Welcome! I too have a Gaggia Classic







and I've experienced the same thing as you. I dose 16.5g and more often than not the puck is quite dry. Sometimes it's wet and I've no idea why. Glen, you mentioned on a previous thread about less coffee producing a better taste. I use the gaggia double basket (standard) and when I dose my usual 16.5g and tamp, there is always a fair bit of space between the top of the puck and the pf... Maybe 3mm or so. I always think that this leads to excess water on the top of the puck... What do you think?


----------



## The Systemic Kid (Nov 23, 2012)

Platti said:


> It tastes great ! I'm not quite filling it to the brim pre temper, will try that. It's a used one from eBay, been having a read and I might change the seal.


That's the main thing. Are you occasionally timing your shots as a check? Same with dose weight. These aren't necessary if you're happy the way things are but if you want to reassure yourself you're getting the best out of your set up, it's a good idea to do the above checks.


----------



## Platti (Mar 19, 2013)

I've been watching the time but more to get the grind right, I think I've a little more passing about to do. Must get the scales out then.

Thanks for the replies.


----------



## Glenn (Jun 14, 2008)

Each basket is different so the gap may vary.

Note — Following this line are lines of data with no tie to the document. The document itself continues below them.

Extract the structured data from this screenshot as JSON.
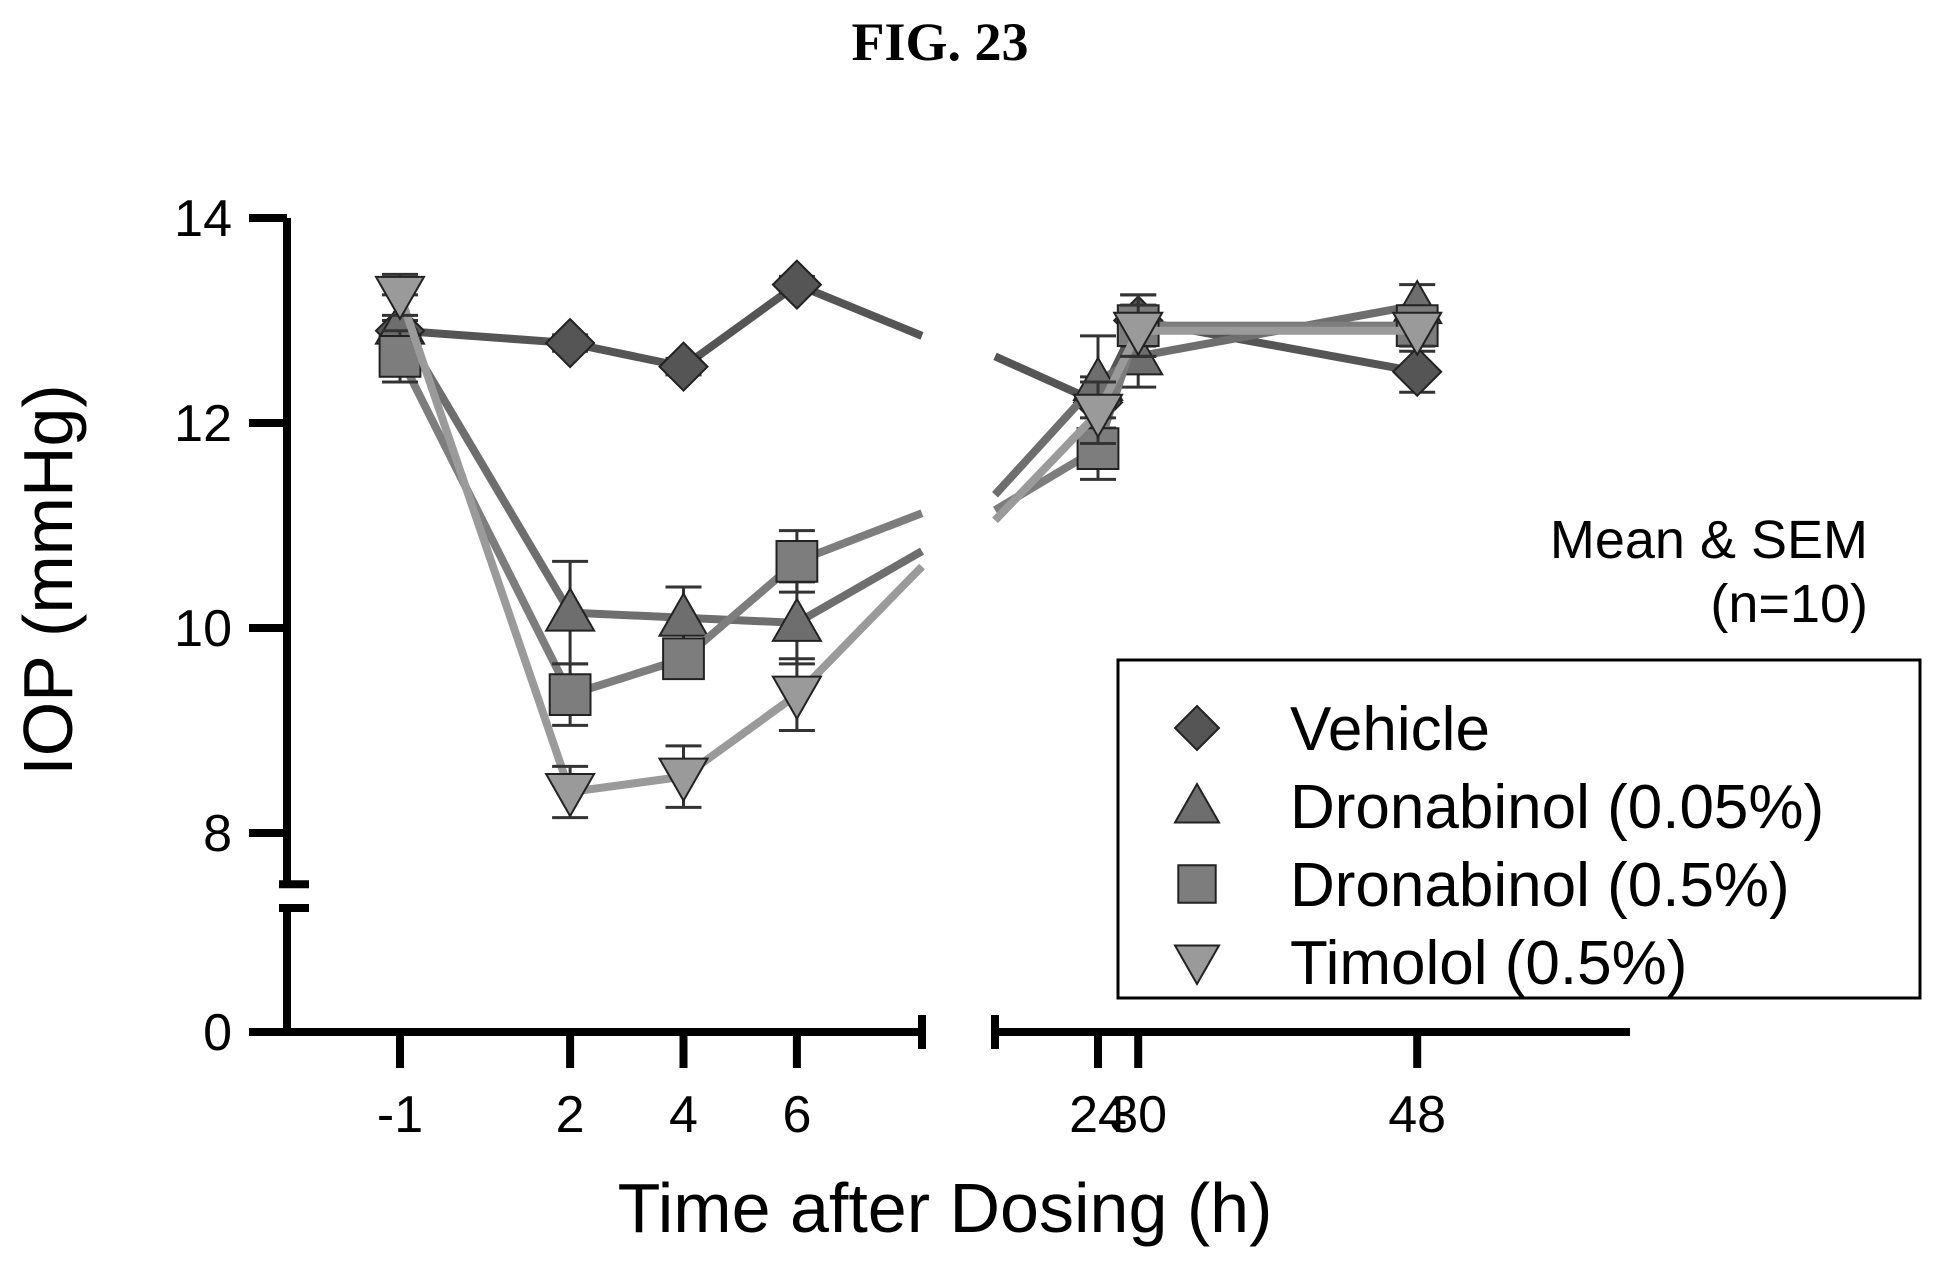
{
  "figure_title": "FIG. 23",
  "annotation": {
    "line1": "Mean & SEM",
    "line2": "(n=10)"
  },
  "colors": {
    "vehicle": "#555555",
    "dronabinol_005": "#6e6e6e",
    "dronabinol_05": "#7d7d7d",
    "timolol": "#9a9a9a"
  },
  "chart_data": {
    "type": "line",
    "title": "FIG. 23",
    "xlabel": "Time after Dosing (h)",
    "ylabel": "IOP (mmHg)",
    "x": [
      -1,
      2,
      4,
      6,
      24,
      30,
      48
    ],
    "x_ticks": [
      "-1",
      "2",
      "4",
      "6",
      "24",
      "30",
      "48"
    ],
    "y_ticks_upper": [
      "8",
      "10",
      "12",
      "14"
    ],
    "y_ticks_lower": [
      "0"
    ],
    "ylim_upper": [
      7.5,
      14
    ],
    "ylim_lower": [
      0,
      0.8
    ],
    "x_break": [
      8,
      22
    ],
    "grid": false,
    "legend_position": "lower-right",
    "series": [
      {
        "name": "Vehicle",
        "marker": "diamond",
        "values": [
          12.9,
          12.78,
          12.55,
          13.35,
          12.2,
          13.0,
          12.5
        ],
        "sem": [
          0.1,
          0.08,
          0.08,
          0.08,
          0.25,
          0.25,
          0.2
        ]
      },
      {
        "name": "Dronabinol (0.05%)",
        "marker": "triangle-up",
        "values": [
          12.95,
          10.15,
          10.1,
          10.05,
          12.4,
          12.65,
          13.15
        ],
        "sem": [
          0.3,
          0.5,
          0.3,
          0.4,
          0.45,
          0.3,
          0.2
        ]
      },
      {
        "name": "Dronabinol (0.5%)",
        "marker": "square",
        "values": [
          12.65,
          9.35,
          9.7,
          10.65,
          11.75,
          12.95,
          12.95
        ],
        "sem": [
          0.25,
          0.3,
          0.15,
          0.3,
          0.3,
          0.3,
          0.15
        ]
      },
      {
        "name": "Timolol (0.5%)",
        "marker": "triangle-down",
        "values": [
          13.25,
          8.4,
          8.55,
          9.35,
          12.1,
          12.9,
          12.9
        ],
        "sem": [
          0.2,
          0.25,
          0.3,
          0.35,
          0.3,
          0.25,
          0.15
        ]
      }
    ]
  }
}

Much easier to demonstrate than try and describe.


----------



## Big Tony (Dec 18, 2012)

Maybe a section should be established with 'how to' videos from forum members


----------



## osrix (Feb 15, 2013)

Although I agree with most of the possible reasons above, I have found that simply the fresher the beans the dryer the puck! If I run out of nice fresh roated stuff and I use some reasonable beans from the supermarket, I get a fairly wet puck, if I use crap beans I get a puddle. Just my thoughts


----------



## Platti (Mar 19, 2013)

I'll try some other beans as well then as so far I've been using the same ones. Thanks.


----------